OpenAI has been sued by authors and news organizations — including The Intercept and The New York Times — over the last year in multiple lawsuits accusing the ChatGPT-maker of copyright violations. The concern is that OpenAI is using writers’ original content without compensation to train its AI models, with those writers saying the AI startup has stolen from them.

Neil Elan, senior counsel at Stubbs Alderton & Markiles LLP, says Apple probably wouldn’t be held liable in such cases. “I don’t think it would have a direct impact on Apple,” he said.

According to Elan, however, if courts rule in favor of plaintiffs, they might issue injunctions preventing OpenAI from continuing to collect data in an unauthorized way. On one hand, that could damage ChatGPT’s reputation and impact Apple negatively by virtue of association. On the other, such an outcome could be good for Apple users looking to protect their data when they use ChatGPT through Siri.

Data privacy is a bigger legal risk for Apple when it comes to its partnership with OpenAI than copyright infringement, Elan said. That’s because “there’s no guarantee that it will be successful and it will protect all the users in the way that Apple represents.”

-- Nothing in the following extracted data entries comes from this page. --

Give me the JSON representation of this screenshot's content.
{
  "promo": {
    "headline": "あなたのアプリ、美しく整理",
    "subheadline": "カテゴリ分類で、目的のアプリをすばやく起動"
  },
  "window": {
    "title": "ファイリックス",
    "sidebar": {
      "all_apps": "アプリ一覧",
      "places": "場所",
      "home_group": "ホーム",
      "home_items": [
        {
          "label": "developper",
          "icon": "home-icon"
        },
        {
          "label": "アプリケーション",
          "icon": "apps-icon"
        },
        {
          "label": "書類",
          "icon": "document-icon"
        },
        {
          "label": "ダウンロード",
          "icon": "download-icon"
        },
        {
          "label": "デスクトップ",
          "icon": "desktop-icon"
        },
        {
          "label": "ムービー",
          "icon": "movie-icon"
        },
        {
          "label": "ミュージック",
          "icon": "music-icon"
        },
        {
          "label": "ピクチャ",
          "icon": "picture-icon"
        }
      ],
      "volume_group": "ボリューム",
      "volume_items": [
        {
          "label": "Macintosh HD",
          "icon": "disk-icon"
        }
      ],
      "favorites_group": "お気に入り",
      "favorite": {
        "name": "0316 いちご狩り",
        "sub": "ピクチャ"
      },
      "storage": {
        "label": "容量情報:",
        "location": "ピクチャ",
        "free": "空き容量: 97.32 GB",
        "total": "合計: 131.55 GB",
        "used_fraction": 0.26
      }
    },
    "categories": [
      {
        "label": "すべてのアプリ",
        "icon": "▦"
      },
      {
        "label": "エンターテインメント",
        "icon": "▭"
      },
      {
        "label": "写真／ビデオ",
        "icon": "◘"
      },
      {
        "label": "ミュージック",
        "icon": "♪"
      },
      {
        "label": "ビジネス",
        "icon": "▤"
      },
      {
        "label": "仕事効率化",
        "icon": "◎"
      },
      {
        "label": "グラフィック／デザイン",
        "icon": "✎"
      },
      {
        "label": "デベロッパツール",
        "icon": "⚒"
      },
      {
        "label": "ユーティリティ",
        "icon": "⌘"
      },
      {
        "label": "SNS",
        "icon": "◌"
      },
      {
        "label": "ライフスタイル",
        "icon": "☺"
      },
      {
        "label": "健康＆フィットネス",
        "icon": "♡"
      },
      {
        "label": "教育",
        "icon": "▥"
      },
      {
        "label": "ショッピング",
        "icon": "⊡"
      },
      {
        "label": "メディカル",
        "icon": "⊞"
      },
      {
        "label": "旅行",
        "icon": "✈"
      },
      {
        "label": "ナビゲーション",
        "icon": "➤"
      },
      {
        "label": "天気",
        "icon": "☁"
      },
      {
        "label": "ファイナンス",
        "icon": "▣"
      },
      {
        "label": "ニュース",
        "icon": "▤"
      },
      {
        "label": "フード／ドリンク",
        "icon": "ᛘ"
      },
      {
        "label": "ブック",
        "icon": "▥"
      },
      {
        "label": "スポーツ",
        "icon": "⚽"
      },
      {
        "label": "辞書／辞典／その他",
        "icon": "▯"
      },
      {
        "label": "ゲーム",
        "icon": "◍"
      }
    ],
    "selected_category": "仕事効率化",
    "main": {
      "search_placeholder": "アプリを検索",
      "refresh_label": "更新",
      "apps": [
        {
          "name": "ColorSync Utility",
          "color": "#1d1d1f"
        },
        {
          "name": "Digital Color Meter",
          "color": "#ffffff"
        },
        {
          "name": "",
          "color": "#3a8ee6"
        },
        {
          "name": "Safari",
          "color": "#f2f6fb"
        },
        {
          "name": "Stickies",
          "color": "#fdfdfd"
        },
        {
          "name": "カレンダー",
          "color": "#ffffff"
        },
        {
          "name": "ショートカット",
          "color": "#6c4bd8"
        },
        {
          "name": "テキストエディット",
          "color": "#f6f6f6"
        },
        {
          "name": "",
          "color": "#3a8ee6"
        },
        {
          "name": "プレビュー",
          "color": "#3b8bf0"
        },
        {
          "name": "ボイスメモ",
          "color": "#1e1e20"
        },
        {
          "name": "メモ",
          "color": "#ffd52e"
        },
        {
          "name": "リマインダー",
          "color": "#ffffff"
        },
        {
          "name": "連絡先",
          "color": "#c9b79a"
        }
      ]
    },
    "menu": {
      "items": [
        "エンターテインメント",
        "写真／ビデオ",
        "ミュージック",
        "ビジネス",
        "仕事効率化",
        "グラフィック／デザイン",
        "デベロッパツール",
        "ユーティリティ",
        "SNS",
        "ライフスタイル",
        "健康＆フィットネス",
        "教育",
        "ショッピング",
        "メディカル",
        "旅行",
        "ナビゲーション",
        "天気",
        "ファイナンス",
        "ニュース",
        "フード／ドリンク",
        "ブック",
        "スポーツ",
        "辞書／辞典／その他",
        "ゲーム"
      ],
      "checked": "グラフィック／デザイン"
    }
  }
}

Apple put privacy at the forefront of its AI announcements Monday during its Worldwide Developers Conference. Unlike other AI software, Apple said its AI tools will (in most cases) be powered by hardware that sits on your Apple device. In cases when more complex AI software requires more computational power, Apple will use a new model called “private cloud compute.” The model means Apple iPhone users’ data is sent more securely to servers run on Apple hardware.

But Elan said “the private cloud compute policy might not be strong enough in certain areas” to fully shield Apple from legal concerns’ over customers’ privacy. And Apple doesn’t have as much control over users’ privacy when Siri outsources queries to ChatGPT. Still, users will be able to opt-in or opt-out of using ChatGPT-4o, and OpenAI made big concessions: the startup won’t store Apple customers’ requests of IP addresses.

Apple is doing a lot more for user privacy than many other AI companies to date, too. “If Apple’s [new privacy standards are] accepted and hold up in practice, then it could establish a standard that other AI operators would then need to be held to,” Elan said. He said that would “cause a lot of other AI providers and operators to increase their security processes and protections and adopt similar safeguards.”